Il significato di un fiore cambiava in base a come
veniva indossato (fra i capelli, all'occhiello,
inserito nel decolté, ecc.), a come veniva
donato(con la mano destra o con la sinistra),
a come veniva porto (da solo o inserito in un
bouquet).Vi era un ben preciso uso nell’accosta
mento di un fiore con altri per determinarne le
"parole": se un fiore che significava "per sempre" veniva inserito in un
mazzo di fiori che significano "amore", il messaggio era "ti amerò per
sempre", ma se veniva inserito in un bouquet con fiori che
significavano "ricordo" e altri che significavano "odio", il messaggio
era chiaro: "ti odierò per sempre e di te mi resteranno solo cattivi
ricordi".
Oltre al significato di ogni fiore anche il colore complessivo del bouquet
aveva la sua importanza: il bianco indicava la purezza, il rosso la
passione, il giallo la gelosia.

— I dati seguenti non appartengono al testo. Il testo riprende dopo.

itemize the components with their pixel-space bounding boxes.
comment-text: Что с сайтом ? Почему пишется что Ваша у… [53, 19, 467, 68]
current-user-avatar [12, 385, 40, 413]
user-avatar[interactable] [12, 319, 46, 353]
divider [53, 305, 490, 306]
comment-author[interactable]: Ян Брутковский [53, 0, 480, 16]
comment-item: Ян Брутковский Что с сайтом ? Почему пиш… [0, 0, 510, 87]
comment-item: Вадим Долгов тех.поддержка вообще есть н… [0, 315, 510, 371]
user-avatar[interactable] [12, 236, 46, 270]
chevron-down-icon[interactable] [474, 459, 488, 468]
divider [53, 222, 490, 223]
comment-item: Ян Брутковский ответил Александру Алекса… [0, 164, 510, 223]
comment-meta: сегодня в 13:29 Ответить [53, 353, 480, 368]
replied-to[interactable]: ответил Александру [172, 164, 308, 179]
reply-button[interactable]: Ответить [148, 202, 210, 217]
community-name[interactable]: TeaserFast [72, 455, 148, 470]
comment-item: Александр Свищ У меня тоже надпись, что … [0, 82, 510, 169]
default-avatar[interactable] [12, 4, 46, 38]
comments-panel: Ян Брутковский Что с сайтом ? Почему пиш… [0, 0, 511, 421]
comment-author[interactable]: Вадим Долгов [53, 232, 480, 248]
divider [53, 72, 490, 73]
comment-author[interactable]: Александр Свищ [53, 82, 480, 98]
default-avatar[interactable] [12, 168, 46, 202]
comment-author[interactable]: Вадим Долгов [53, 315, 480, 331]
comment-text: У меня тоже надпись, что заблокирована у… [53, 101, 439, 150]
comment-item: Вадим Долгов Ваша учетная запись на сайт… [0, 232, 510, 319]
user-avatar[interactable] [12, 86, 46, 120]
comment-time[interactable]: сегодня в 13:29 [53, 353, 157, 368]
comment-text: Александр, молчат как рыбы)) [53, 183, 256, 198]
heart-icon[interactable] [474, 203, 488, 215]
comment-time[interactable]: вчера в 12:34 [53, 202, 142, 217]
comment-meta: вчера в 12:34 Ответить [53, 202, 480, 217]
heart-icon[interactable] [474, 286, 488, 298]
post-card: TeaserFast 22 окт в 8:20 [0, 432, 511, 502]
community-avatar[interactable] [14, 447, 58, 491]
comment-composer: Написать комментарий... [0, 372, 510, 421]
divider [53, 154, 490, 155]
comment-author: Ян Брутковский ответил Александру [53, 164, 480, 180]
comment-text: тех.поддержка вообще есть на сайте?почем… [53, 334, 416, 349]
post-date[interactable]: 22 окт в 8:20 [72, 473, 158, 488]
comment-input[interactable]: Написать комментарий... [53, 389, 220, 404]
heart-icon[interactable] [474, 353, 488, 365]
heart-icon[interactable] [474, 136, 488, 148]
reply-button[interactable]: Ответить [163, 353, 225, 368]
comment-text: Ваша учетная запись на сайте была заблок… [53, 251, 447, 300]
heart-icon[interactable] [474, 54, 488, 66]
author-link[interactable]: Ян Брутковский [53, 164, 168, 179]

Aveva importanza il fatto che si inviasse
una pianta, un ramo o il suo fiore; solo in particolari occasioni si
inviavano mazzi dello stesso fiore e dello stesso colore, mentre ve ne
erano alcuni che potevano essere inviati esclusivamente da soli (come
l'orchidea) o al massimo con un altro fiore o ramo che ne sottolinei il
significato.
Il significato dei fiori per chi ne fosse stato un abile conoscitore, poteva
anche essere assunto come "codice" tra due o più persone, ad
esempio il significato comune di fiori come il gladiolo, il mordigallina,
o la clivia, era "appuntamento", con gli amici o con il partner; poteva
quindi essere concordato che l'invio di uno di questi fiori significasse
la richiesta o la concessione di un incontro e di rimando la risposta
floreale poteva essere positiva o negativa (ad esempio se veniva
inviato un gladiolo, si chiedeva un appuntamento: se se la risposta
era una clivia l’invito era accettato, se era un garofano screziato era
un diniego.
Attualmente soltanto sono i significati simbolici attribuiti ai fiori nell’uso
comune è in gran parte domenticato. Restano soltanto poche varietà
di fiori che vengono usati in particolari cerimonie o in diverse stagioni
dell’anno.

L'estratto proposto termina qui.